One might be forgiven for doing so. Whiteley and Nove appear to care about prosperity, Anderson and Kitching about power, and Aronson about the rather different issue of what he calls ‘evil’. None so much as raises the question of the ultimate Good. In this they may be wise. In John Dunn’s words, in a forthcoming book on The Politics of Socialism, there is no distinctive and coherent socialist theory of the good. The wilder fantasies of the resolution of all contradictions, between man and man, man and nature, class and class, society and the state, are just that: almost literally unstatable visions predicated, at least in Marx, on an entirely implausible ontology. The more modest proposals, like Anthony Crosland’s, for instance, in The Future of Socialism in 1956, are more or less orderly bricolages of ideas from elsewhere: of the community of goods, or charity, or natural rights, or one or another kind of equality or substantive liberty. Crosland justified his own proposal, 17 years after the publication of his book, by appealing to the second principle in John Rawls’s A Liberal Theory of Justice. This is that ‘social and economic inequalities are to be arranged so that they are: (a) to the greatest benefit of the least advantaged, consistent with the just savings principle’ – that is, with taking some care for the future – ‘and (b) attached to offices and positions open to all under conditions of fair equality of opportunity.’ Whatever the difficulties in giving a clear sense to this principle, and they are many, the more general point is plain. Socialist conceptions of the good are either the same as liberal conceptions, although often complicated, as they are in Crosland, by pre-modern, in origin Christian, ambitions.
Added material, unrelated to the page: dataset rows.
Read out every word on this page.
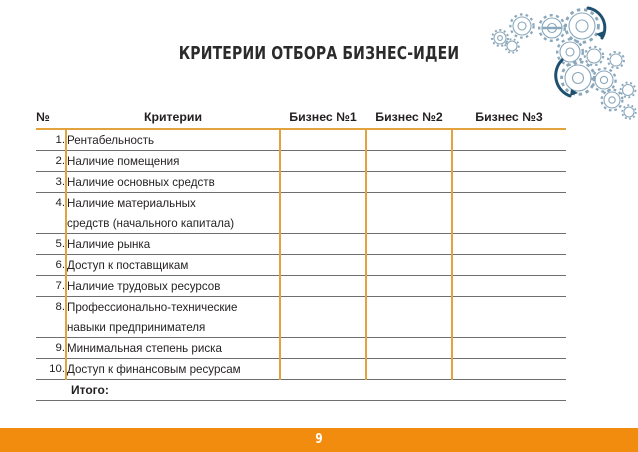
КРИТЕРИИ ОТБОРА БИЗНЕС-ИДЕИ
№	Критерии	Бизнес №1	Бизнес №2	Бизнес №3
1.	Рентабельность			
2.	Наличие помещения			
3.	Наличие основных средств			
4.	Наличие материальных			
	средств (начального капитала)			
5.	Наличие рынка			
6.	Доступ к поставщикам			
7.	Наличие трудовых ресурсов			
8.	Профессионально-технические			
	навыки предпринимателя			
9.	Минимальная степень риска			
10.	Доступ к финансовым ресурсам			
	Итого:			
9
Or they are distinctive, and incoherent.
A socialism, therefore, which like Crosland’s own is not an antithesis to capitalism but an improved version of it, working more efficiently, is not its own justification. To be more nearly so, it would have to work to the larger advantage, and also to work sufficiently well to pay for the public goods, health, education, and social securities of various kinds, which are still the mark of a civilised society. It is nicely ironic, it may yet prove tragic, that after all the Labour Party has done to destroy itself in the last ten years or so, the conclusion now for it should so closely resemble the conclusions of those who in despair have left it. There is just a grain of hope in the fact that the revival of a merely prudent political society lies in the same direction.